Center for Advanced BioEnergy Research, University of Illinois at Urbana-Champaign

Thursday, March 1, 2012

Carbon capture initiative could benefit ethanol producers

Ethanol Producer Magazine
By Kris Bevill February 29, 2012

Leaders of the National Enhanced Oil Recovery Initiative were joined by Sen. Kent Conrad, D-N.D., and Rep. Mike Conaway, R-Texas, on Capitol Hill Feb. 28 to unveil a set of recommendations aimed at encouraging greater use of CO2 from industrial facilities such as power plants and ethanol facilities for enhanced oil recovery (EOR) activities throughout the U.S. Among the group’s recommendations is that Congress modify an existing CO2 sequestration tax credit to make it more workable for applicants, a request to implement a 10-year tax credit provision for industrial CO2 sources, and suggestions for state policies to further incentivize industrial CO2 capture and storage.

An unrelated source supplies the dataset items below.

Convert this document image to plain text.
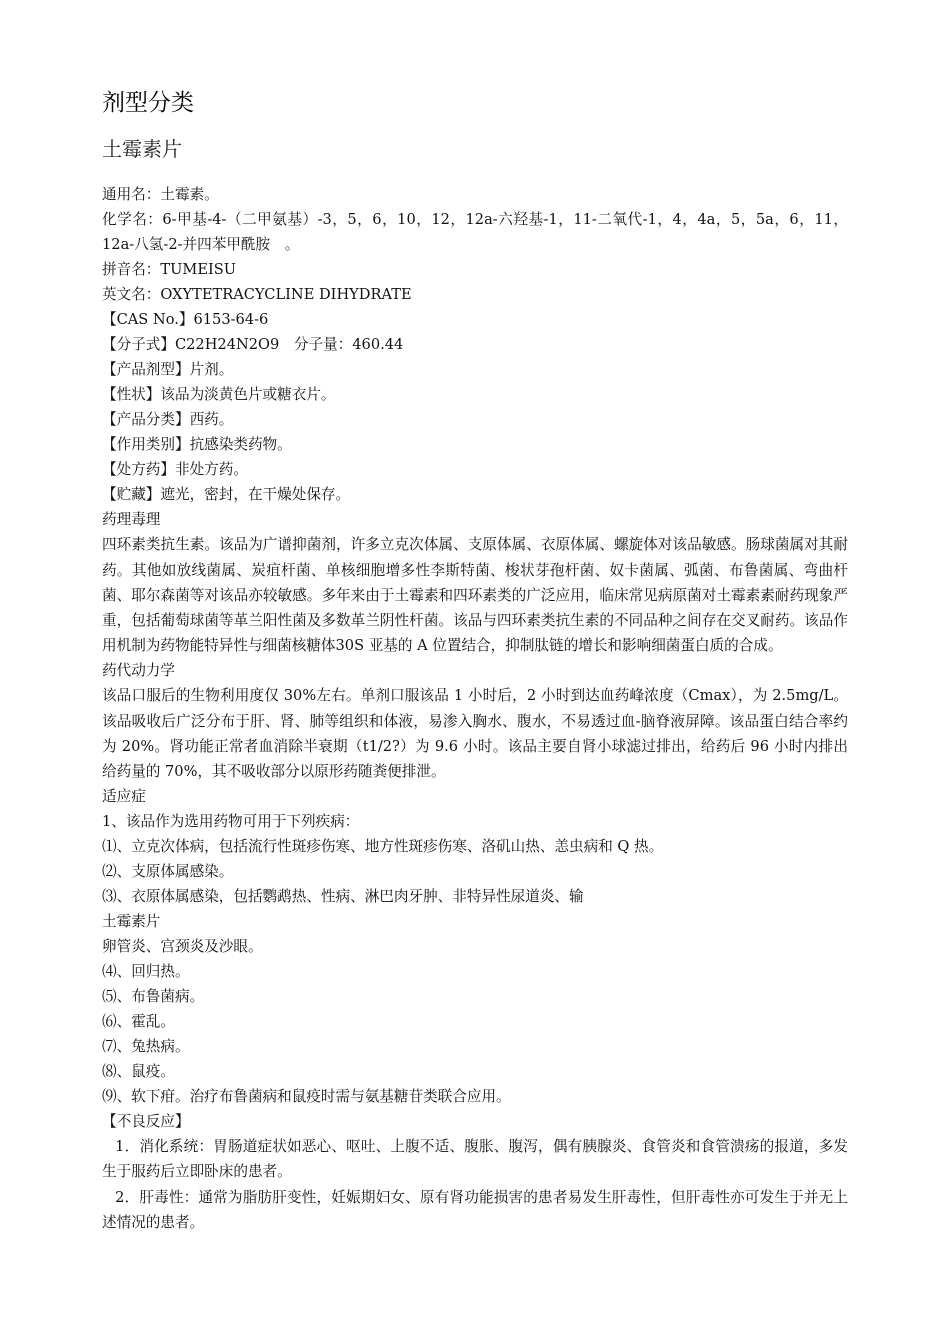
剂型分类
土霉素片
通用名：土霉素。
化学名：6-甲基-4-（二甲氨基）-3，5，6，10，12，12a-六羟基-1，11-二氧代-1，4，4a，5，5a，6，11，12a-八氢-2-并四苯甲酰胺　。
拼音名：TUMEISU
英文名：OXYTETRACYCLINE DIHYDRATE
【CAS No.】6153-64-6
【分子式】C22H24N2O9　分子量：460.44
【产品剂型】片剂。
【性状】该品为淡黄色片或糖衣片。
【产品分类】西药。
【作用类别】抗感染类药物。
【处方药】非处方药。
【贮藏】遮光，密封，在干燥处保存。
药理毒理
四环素类抗生素。该品为广谱抑菌剂，许多立克次体属、支原体属、衣原体属、螺旋体对该品敏感。肠球菌属对其耐药。其他如放线菌属、炭疽杆菌、单核细胞增多性李斯特菌、梭状芽孢杆菌、奴卡菌属、弧菌、布鲁菌属、弯曲杆菌、耶尔森菌等对该品亦较敏感。多年来由于土霉素和四环素类的广泛应用，临床常见病原菌对土霉素素耐药现象严重，包括葡萄球菌等革兰阳性菌及多数革兰阴性杆菌。该品与四环素类抗生素的不同品种之间存在交叉耐药。该品作用机制为药物能特异性与细菌核糖体30S 亚基的 A 位置结合，抑制肽链的增长和影响细菌蛋白质的合成。
药代动力学
该品口服后的生物利用度仅 30%左右。单剂口服该品 1 小时后，2 小时到达血药峰浓度（Cmax），为 2.5mg/L。该品吸收后广泛分布于肝、肾、肺等组织和体液，易渗入胸水、腹水，不易透过血-脑脊液屏障。该品蛋白结合率约为 20%。肾功能正常者血消除半衰期（t1/2?）为 9.6 小时。该品主要自肾小球滤过排出，给药后 96 小时内排出给药量的 70%，其不吸收部分以原形药随粪便排泄。
适应症
1、该品作为选用药物可用于下列疾病：
⑴、立克次体病，包括流行性斑疹伤寒、地方性斑疹伤寒、洛矶山热、恙虫病和 Q 热。
⑵、支原体属感染。
⑶、衣原体属感染，包括鹦鹉热、性病、淋巴肉牙肿、非特异性尿道炎、输
土霉素片
卵管炎、宫颈炎及沙眼。
⑷、回归热。
⑸、布鲁菌病。
⑹、霍乱。
⑺、兔热病。
⑻、鼠疫。
⑼、软下疳。治疗布鲁菌病和鼠疫时需与氨基糖苷类联合应用。
【不良反应】
1．消化系统：胃肠道症状如恶心、呕吐、上腹不适、腹胀、腹泻，偶有胰腺炎、食管炎和食管溃疡的报道，多发生于服药后立即卧床的患者。
2．肝毒性：通常为脂肪肝变性，妊娠期妇女、原有肾功能损害的患者易发生肝毒性，但肝毒性亦可发生于并无上述情况的患者。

Currently, about 6 percent of U.S. oil is produced using EOR, a method by which CO2 is injected into geological formations to draw otherwise inaccessible oil to the surface. This extraction method can prolong the life of aging oil fields, but the expansion of this practice is currently constrained by limited CO2 supplies, according to NEORI. By incentivizing industrial sources to supply oil fields with CO2, NEORI estimates that EOR oil production could increase to 400 million barrels per year while reducing CO2 emissions by 4 billion tons over the next 40 years. Leaders of NEORI said the incentives are also economically sound investments for U.S. taxpayers. Funding has already been allocated for the existing tax credit and would require no further financial investment. The recommended 10-year credit would pay for itself within 10 years through increased federal revenues by boosting domestic oil production, the group said.